宋怜手里的匕首依旧没有放下,“如果不想死的话,你把这些姑娘送出高平,你怀里有张舆图,照着图上的路走,不需要路引户籍便可出高平,车里头的姑娘再过两刻钟会醒。”
“只有九人都醒着,凑齐了我跟她们说过的话,你才能知道是什么毒,拿到解药,你明白我说的意思么?”
几个月前,她在酒肆里见过这个人,那时他说要去参军,果然也参了军,只不过大约有些本事,叫李莲看上了,方才酒宴正酣,只有他没有去拿李福准备的银钱,没有饮酒。

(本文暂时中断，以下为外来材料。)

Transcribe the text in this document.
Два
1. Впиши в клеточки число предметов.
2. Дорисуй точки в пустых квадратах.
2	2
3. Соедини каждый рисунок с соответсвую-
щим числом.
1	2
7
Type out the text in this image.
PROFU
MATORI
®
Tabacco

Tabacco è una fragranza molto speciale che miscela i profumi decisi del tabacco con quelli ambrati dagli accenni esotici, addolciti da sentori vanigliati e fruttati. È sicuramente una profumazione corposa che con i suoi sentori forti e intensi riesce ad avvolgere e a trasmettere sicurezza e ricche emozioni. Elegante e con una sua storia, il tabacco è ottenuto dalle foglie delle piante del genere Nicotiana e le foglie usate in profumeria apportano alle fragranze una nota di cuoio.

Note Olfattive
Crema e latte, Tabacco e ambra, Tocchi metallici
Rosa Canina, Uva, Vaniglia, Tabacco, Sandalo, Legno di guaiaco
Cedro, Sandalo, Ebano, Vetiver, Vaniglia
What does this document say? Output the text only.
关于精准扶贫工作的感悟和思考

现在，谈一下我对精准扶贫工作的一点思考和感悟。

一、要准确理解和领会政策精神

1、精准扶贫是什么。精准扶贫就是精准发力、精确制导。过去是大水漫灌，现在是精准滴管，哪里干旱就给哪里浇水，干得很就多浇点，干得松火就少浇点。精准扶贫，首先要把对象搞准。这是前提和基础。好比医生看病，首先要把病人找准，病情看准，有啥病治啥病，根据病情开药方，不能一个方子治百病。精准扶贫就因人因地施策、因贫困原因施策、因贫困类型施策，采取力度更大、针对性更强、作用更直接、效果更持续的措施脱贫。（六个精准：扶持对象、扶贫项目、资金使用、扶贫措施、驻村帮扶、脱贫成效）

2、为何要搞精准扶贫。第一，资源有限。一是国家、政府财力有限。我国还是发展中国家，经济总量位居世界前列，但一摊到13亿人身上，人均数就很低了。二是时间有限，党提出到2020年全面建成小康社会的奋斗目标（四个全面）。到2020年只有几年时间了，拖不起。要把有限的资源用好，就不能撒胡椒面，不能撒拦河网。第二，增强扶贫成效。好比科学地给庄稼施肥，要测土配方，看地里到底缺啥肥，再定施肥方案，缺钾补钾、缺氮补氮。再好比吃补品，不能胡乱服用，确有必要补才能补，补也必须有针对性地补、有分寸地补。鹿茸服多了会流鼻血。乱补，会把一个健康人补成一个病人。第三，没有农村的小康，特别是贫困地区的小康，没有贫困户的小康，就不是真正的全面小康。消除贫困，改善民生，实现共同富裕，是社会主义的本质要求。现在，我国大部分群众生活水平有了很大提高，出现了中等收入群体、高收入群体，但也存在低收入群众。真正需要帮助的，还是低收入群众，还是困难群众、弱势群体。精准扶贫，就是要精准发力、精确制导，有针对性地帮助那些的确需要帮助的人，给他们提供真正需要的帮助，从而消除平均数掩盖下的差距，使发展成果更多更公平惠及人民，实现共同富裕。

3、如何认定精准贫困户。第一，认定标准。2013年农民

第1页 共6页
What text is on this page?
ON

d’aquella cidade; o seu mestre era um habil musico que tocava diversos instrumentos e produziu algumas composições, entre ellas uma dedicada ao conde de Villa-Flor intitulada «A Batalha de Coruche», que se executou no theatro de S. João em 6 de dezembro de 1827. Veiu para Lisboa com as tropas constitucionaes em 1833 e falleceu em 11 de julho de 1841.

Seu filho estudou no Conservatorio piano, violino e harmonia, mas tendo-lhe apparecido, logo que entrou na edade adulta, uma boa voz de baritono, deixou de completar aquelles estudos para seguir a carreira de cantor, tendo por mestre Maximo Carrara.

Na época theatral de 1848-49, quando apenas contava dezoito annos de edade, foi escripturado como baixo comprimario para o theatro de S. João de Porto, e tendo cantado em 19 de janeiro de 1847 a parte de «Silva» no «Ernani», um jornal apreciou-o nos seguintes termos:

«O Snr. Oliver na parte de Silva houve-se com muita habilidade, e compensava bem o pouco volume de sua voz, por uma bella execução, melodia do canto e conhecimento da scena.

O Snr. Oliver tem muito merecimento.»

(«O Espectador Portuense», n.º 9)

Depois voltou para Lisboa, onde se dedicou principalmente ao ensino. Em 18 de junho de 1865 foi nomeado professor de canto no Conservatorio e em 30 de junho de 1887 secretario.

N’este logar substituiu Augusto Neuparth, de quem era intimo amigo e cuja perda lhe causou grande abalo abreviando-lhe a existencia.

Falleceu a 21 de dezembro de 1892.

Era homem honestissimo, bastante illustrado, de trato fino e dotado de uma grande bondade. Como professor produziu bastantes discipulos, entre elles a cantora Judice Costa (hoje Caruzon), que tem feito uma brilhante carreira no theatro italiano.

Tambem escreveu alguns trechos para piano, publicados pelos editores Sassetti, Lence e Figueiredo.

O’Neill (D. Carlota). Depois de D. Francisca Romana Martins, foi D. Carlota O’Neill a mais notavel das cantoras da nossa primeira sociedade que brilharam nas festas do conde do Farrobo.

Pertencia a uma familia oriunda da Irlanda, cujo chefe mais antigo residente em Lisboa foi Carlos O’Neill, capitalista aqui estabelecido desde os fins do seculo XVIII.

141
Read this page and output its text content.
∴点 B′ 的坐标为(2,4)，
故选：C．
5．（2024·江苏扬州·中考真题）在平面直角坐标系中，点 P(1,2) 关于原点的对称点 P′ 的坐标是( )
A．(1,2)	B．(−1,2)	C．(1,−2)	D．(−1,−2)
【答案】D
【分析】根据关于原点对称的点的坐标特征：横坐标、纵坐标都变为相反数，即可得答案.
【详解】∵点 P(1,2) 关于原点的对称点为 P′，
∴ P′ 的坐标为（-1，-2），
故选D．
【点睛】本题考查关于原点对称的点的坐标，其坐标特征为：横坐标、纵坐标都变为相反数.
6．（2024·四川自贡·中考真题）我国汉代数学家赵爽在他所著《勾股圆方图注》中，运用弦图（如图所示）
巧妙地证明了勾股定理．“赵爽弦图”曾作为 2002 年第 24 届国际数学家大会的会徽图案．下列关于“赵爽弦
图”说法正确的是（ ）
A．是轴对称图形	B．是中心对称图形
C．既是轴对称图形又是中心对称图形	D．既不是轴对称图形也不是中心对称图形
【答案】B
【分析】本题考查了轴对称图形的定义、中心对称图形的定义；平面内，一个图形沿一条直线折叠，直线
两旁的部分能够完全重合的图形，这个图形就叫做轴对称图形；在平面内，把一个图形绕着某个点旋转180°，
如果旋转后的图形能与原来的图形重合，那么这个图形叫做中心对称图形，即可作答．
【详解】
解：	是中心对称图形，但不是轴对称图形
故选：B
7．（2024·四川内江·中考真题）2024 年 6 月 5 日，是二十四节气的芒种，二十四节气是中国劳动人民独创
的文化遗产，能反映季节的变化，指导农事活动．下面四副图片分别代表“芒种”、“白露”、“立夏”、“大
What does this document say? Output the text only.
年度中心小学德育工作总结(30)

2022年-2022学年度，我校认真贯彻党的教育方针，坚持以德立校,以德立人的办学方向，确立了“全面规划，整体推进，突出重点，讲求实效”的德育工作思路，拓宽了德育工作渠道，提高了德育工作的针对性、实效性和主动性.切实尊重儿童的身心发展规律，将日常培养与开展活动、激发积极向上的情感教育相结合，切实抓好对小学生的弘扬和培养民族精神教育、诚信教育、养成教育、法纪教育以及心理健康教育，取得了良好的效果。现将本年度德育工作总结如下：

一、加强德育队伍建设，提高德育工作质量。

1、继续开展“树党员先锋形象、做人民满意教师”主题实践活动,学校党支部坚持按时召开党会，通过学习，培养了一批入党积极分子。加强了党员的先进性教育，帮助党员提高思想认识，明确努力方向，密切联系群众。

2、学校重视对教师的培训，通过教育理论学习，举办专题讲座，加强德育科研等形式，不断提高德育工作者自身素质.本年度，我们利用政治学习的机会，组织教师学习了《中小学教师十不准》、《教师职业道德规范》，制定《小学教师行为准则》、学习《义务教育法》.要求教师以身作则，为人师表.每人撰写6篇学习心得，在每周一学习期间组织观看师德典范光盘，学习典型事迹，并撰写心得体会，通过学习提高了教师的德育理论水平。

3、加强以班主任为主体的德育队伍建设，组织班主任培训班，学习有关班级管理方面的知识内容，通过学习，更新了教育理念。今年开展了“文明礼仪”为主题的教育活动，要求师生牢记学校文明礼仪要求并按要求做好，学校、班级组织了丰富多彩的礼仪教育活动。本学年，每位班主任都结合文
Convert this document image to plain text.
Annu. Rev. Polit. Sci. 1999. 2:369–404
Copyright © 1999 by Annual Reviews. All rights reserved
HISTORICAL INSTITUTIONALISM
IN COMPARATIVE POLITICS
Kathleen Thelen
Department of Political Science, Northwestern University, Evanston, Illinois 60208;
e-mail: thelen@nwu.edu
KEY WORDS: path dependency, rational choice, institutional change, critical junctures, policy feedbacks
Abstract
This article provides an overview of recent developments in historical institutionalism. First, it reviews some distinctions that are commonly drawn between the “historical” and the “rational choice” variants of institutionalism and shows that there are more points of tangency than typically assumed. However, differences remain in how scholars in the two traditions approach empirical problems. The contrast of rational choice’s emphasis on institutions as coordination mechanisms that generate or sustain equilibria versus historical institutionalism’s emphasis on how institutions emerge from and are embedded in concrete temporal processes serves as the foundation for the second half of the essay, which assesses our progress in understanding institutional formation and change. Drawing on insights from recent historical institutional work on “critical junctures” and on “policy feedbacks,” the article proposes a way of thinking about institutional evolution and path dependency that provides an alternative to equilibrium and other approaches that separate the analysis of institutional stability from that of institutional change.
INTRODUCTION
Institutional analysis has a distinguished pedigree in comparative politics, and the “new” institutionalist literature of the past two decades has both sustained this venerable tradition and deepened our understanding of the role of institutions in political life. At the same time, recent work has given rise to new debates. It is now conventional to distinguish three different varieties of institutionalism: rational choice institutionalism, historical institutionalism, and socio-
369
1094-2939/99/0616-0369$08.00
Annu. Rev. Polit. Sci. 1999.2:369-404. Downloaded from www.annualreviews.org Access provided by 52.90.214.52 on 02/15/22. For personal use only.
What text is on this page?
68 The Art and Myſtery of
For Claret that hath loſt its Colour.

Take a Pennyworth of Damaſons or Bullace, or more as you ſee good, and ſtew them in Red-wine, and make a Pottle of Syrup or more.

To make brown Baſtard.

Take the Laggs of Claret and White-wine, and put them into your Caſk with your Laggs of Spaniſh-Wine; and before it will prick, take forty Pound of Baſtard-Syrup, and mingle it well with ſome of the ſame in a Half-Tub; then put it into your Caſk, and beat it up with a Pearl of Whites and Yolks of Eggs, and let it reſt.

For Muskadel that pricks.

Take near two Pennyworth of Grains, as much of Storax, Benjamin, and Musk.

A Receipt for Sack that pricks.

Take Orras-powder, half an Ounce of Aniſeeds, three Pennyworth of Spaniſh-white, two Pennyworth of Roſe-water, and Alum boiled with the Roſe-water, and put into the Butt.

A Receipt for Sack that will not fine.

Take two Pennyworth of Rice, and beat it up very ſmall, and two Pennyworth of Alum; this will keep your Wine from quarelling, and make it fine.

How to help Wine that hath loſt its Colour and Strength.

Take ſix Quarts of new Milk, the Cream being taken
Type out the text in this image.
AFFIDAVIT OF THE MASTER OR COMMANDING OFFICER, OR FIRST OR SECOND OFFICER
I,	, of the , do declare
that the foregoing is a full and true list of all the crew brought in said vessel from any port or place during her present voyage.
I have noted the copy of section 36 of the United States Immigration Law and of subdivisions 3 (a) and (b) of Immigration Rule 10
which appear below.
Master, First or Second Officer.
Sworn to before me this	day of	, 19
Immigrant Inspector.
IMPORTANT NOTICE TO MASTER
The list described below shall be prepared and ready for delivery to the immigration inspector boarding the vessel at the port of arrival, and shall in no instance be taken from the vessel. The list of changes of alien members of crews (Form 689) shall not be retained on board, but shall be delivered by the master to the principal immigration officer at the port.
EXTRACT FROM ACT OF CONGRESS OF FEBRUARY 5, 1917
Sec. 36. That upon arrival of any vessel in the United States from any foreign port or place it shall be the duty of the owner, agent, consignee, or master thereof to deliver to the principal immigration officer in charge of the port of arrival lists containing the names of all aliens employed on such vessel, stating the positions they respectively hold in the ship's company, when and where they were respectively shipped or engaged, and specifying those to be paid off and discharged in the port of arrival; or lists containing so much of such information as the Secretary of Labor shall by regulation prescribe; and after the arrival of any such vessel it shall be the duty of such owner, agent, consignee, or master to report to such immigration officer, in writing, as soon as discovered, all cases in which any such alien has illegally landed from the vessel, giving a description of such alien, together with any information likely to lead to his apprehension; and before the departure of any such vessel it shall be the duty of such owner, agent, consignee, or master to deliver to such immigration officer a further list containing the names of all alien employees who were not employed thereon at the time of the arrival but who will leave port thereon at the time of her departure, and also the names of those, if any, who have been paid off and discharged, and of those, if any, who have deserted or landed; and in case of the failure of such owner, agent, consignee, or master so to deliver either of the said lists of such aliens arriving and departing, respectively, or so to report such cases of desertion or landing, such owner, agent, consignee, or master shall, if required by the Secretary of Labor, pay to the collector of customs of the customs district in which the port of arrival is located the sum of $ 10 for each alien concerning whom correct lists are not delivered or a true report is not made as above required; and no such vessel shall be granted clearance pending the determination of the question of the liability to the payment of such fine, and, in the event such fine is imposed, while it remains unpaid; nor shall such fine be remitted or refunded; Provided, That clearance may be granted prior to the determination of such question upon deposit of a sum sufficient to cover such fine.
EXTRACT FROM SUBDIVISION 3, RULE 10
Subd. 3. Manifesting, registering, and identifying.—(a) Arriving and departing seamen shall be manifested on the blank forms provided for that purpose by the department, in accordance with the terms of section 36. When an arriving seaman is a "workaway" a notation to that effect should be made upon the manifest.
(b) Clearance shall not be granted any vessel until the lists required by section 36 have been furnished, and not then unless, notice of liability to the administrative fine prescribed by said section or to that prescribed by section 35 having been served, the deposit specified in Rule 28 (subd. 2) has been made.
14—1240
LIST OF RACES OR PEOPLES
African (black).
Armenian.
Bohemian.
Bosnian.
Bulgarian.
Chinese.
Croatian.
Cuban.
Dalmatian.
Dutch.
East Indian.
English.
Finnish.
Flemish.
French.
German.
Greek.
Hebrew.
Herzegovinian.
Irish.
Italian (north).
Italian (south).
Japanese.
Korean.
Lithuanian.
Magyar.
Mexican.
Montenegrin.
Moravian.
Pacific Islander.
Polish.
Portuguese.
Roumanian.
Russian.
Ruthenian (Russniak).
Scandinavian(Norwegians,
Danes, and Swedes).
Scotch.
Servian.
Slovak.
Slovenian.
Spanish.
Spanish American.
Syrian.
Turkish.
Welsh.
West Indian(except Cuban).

也只有他,好几次想趁看守的人不注意,放了这几个女子。
地图本是给酒肆里的伙计厨娘们准备的,但现在把他们全都支下了山,这图也就用不上了。
“解毒的草药山里就有,但要是你拿不到,穿肠死了,也就怪不了别人了。”
夜风里都是血腥味,元颀竟一点也不觉得可怖可怕,反而是察觉到自己脖颈和脑袋抵着云峰一样软而酥-耸的触感,僵住了身体,仿佛风里的血气都卷进了身体里,化成了热度,让他猛地往前挪,匕首差点划破脖颈。
宋怜松了手,推了他一把,“你去马车那里,驾车走。”
元颀踉跄着起身,好一会儿才站稳,拉住马车缰绳,回头时,女子还坐在石块上,一身染血素衣,被血浸润的面巾下,只露出一双眼睛,额间,眉心沾着些血,本该是可怖可怕的。
元颀问,“你不走么?”
宋怜示意他赶快走,“我自然有别的路可以走,记得你的毒,莫要耽误时间。”
元颀上了车掾,深看一眼那被血色包裹的女子,想知道她的名字,却知问不出,便只记住那双眼,也不愿自己现在这般情况下,告诉她自己的名字,他现在还只是个没名没姓的小兵。
“保重。”
元颀握紧缰绳,轻叱一声,驾车往山下去。
匕首握不住掉在地上,宋怜听着山里的虫鸣鸟叫,坐在石头上,不想动。
但消息一旦传开,必然是大案,李莲是三常侍,近来又得宠,天子震怒,派来查的人必定得是廷尉或大理寺的能人。
论断案,廷尉正杜锡,大理寺右丞裴应物都是好手,此二人虽各有侧重,但都思维敏捷,心细如发,要让人查不到她,后续的事还不少。
宋怜勉强提起精神,撑着膝盖起身,扶着廊柱缓了会儿头晕,拖着发沉的脚步,一步步往上走,脑子里是空荡荡空白的。
看见院墙边的囚车,慢慢走过去,停在囚车前,看里头的人,这是李莲要押回京城的罪犯,因为通敌叛国,要被押回京城受千刀万剐之刑的高邵综。